I cut Flans de carottes out of a very old (circa 1990) issue of Guide Cuisine, back when I had time to religiously buy several monthly cooking magazines AND cut out the most interesting recipes AND put them on little file cards AND actually try them out.
Over the years, I've used the same recipe with zucchini, broccoli, mushrooms and about any other vegetable that can be mashed or puréed. It is a great starter, side dish, or even light main dish. The best thing about it, though, is its mind-boggling simplicity. Try it out!
For 4 flans:
1. Steam or otherwise cook 250 grams/half a pound of carrots or the vegetable of your choice until quite soft.
2. Preheat the oven to 180°C/350°F
3. Mash or blend the vegetables, then mix them together with:
- 2 eggs
- Half a cup/150 cl of crème fraîche, liquid cream or half and half ("any cream will do" -- and I challenge anyone to find my play on words here!)
-Salt, pepper
The original recipe calls for nothing more, but I often add a spice or some fresh herbs.
You can blend the ingredients for a very fine consistency or just mash and stir for a grainier flan as in my photo.
4. Pour into 4 well-greased ramekins or other individual container -- you may end up with 6 or more servings depending on the size of your recipient.
5. Bake in a bain-marie for about 20 minutes or until set.
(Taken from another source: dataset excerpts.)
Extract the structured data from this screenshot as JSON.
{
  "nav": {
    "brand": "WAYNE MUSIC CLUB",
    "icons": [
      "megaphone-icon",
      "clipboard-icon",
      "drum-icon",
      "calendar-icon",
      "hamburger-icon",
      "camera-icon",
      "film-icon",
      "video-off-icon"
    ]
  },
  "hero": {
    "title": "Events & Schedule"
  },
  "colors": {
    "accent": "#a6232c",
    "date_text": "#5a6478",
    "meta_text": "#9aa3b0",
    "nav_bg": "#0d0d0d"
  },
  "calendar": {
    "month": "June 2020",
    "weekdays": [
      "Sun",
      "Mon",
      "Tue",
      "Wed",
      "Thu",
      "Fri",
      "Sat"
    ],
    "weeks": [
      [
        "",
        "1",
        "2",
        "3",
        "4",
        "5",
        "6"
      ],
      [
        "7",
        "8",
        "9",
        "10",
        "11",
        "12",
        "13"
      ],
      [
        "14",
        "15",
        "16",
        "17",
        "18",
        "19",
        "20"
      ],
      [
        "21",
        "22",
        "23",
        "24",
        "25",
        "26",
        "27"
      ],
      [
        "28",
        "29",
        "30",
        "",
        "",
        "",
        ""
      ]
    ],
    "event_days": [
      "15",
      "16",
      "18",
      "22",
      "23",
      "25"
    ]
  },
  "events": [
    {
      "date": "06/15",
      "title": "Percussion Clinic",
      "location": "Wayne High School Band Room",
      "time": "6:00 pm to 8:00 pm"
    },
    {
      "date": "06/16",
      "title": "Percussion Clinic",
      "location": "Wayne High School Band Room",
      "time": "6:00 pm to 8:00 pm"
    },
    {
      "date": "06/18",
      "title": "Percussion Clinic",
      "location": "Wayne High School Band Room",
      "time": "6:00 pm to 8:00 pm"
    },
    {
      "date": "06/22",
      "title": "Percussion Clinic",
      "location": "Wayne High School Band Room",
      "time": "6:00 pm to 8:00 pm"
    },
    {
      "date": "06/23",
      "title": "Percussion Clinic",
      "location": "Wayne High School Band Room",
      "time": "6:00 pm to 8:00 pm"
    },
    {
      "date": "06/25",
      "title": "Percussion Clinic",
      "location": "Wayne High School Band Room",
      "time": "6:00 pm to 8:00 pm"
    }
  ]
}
To serve, run a thin knife around the edge of the ramekin and empty the flan onto the serving plate, or serve directly in the recipient. For even more simplicity, the recipe can be made in one larger recipient, but the cooking time will of course increase.
The possibilities for this basic formula are endless. My favorite version uses zucchini and a teaspoon of fennel seeds. If you invent a new version, please tell me about it!